High-level synthesis (HLS) has significantly advanced the automation of digital circuits design, yet the need for expertise and time in pragma tuning remains challenging. Existing solutions for the design space exploration (DSE) adopt either heuristic methods, lacking essential information for further optimization potential, or predictive models, missing sufficient generalization due to the time-consuming nature of HLS and the exponential growth of the design space. To address these challenges, we propose Deep Inverse Design for HLS (DID4HLS), a novel approach that integrates graph neural networks and generative models. DID4HLS iteratively optimizes hardware designs aimed at compute-intensive algorithms by learning conditional distributions of design features from post-HLS data. Compared to four state-of-the-art DSE baselines, our method achieved an average improvement of 42.5% on average distance to reference set (ADRS) compared to the best-performing baselines across six benchmarks, while demonstrating high robustness and efficiency.

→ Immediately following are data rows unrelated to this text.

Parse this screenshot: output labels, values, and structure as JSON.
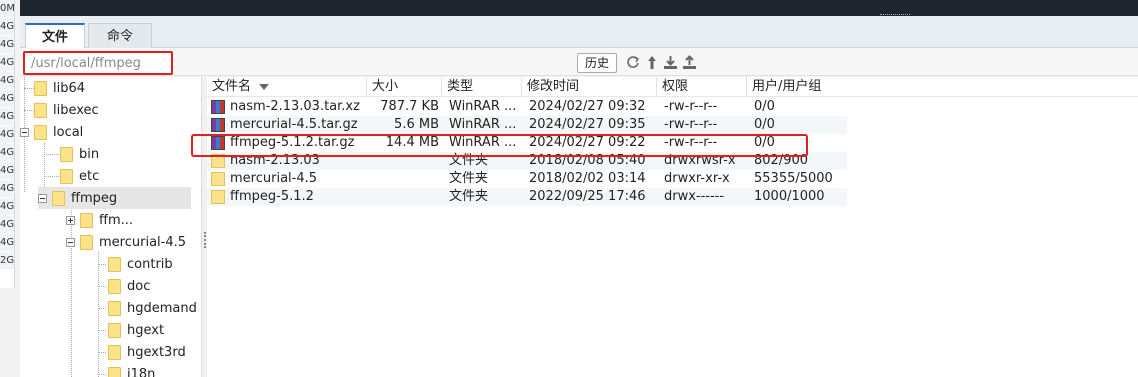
{
  "left_strip": [
    "0M",
    "4G",
    "4G",
    "4G",
    "4G",
    "4G",
    "4G",
    "4G",
    "4G",
    "4G",
    "4G",
    "4G",
    "4G",
    "4G",
    "2G"
  ],
  "tabs": [
    {
      "label": "文件",
      "active": true
    },
    {
      "label": "命令",
      "active": false
    }
  ],
  "path": {
    "value": "/usr/local/ffmpeg"
  },
  "toolbar": {
    "history_label": "历史",
    "icons": [
      "refresh-icon",
      "upload-icon",
      "download-icon",
      "upload-file-icon"
    ]
  },
  "tree": {
    "items": [
      {
        "label": "lib64"
      },
      {
        "label": "libexec"
      },
      {
        "label": "local"
      },
      {
        "label": "bin"
      },
      {
        "label": "etc"
      },
      {
        "label": "ffmpeg"
      },
      {
        "label": "ffm..."
      },
      {
        "label": "mercurial-4.5"
      },
      {
        "label": "contrib"
      },
      {
        "label": "doc"
      },
      {
        "label": "hgdemand"
      },
      {
        "label": "hgext"
      },
      {
        "label": "hgext3rd"
      },
      {
        "label": "i18n"
      }
    ]
  },
  "file_list": {
    "headers": {
      "name": "文件名",
      "size": "大小",
      "type": "类型",
      "mtime": "修改时间",
      "perm": "权限",
      "owner": "用户/用户组"
    },
    "rows": [
      {
        "name": "nasm-2.13.03.tar.xz",
        "size": "787.7 KB",
        "type": "WinRAR ...",
        "mtime": "2024/02/27 09:32",
        "perm": "-rw-r--r--",
        "owner": "0/0",
        "icon": "archive-icon"
      },
      {
        "name": "mercurial-4.5.tar.gz",
        "size": "5.6 MB",
        "type": "WinRAR ...",
        "mtime": "2024/02/27 09:35",
        "perm": "-rw-r--r--",
        "owner": "0/0",
        "icon": "archive-icon"
      },
      {
        "name": "ffmpeg-5.1.2.tar.gz",
        "size": "14.4 MB",
        "type": "WinRAR ...",
        "mtime": "2024/02/27 09:22",
        "perm": "-rw-r--r--",
        "owner": "0/0",
        "icon": "archive-icon"
      },
      {
        "name": "nasm-2.13.03",
        "size": "",
        "type": "文件夹",
        "mtime": "2018/02/08 05:40",
        "perm": "drwxrwsr-x",
        "owner": "802/900",
        "icon": "folder-icon"
      },
      {
        "name": "mercurial-4.5",
        "size": "",
        "type": "文件夹",
        "mtime": "2018/02/02 03:14",
        "perm": "drwxr-xr-x",
        "owner": "55355/5000",
        "icon": "folder-icon"
      },
      {
        "name": "ffmpeg-5.1.2",
        "size": "",
        "type": "文件夹",
        "mtime": "2022/09/25 17:46",
        "perm": "drwx------",
        "owner": "1000/1000",
        "icon": "folder-icon"
      }
    ]
  },
  "colors": {
    "highlight": "#e02020",
    "accent": "#2d6db5",
    "folder": "#fce38a"
  }
}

翻译：高层次综合（HLS）极大地推进了数字电路设计的自动化，然而，在编译指示调优方面对专业知识和时间的需求仍然是一个挑战。现有的设计空间探索（DSE）解决方案要么采用启发式方法，缺乏用于进一步优化潜力的关键信息；要么采用预测模型，由于HLS的耗时特性以及设计空间的指数级增长，导致泛化能力不足。为应对这些挑战，我们提出了一种用于HLS的深度逆向设计方法（DID4HLS），这是一种集成图神经网络与生成模型的新颖方法。DID4HLS通过学习来自HLS后数据的设计特征条件分布，迭代优化针对计算密集型算法的硬件设计。与四种最先进的DSE基线方法相比，在六个基准测试上，我们的方法在平均距离参考集（ADRS）指标上相比性能最佳的基线平均提升了42.5%，同时展现出高鲁棒性和高效率。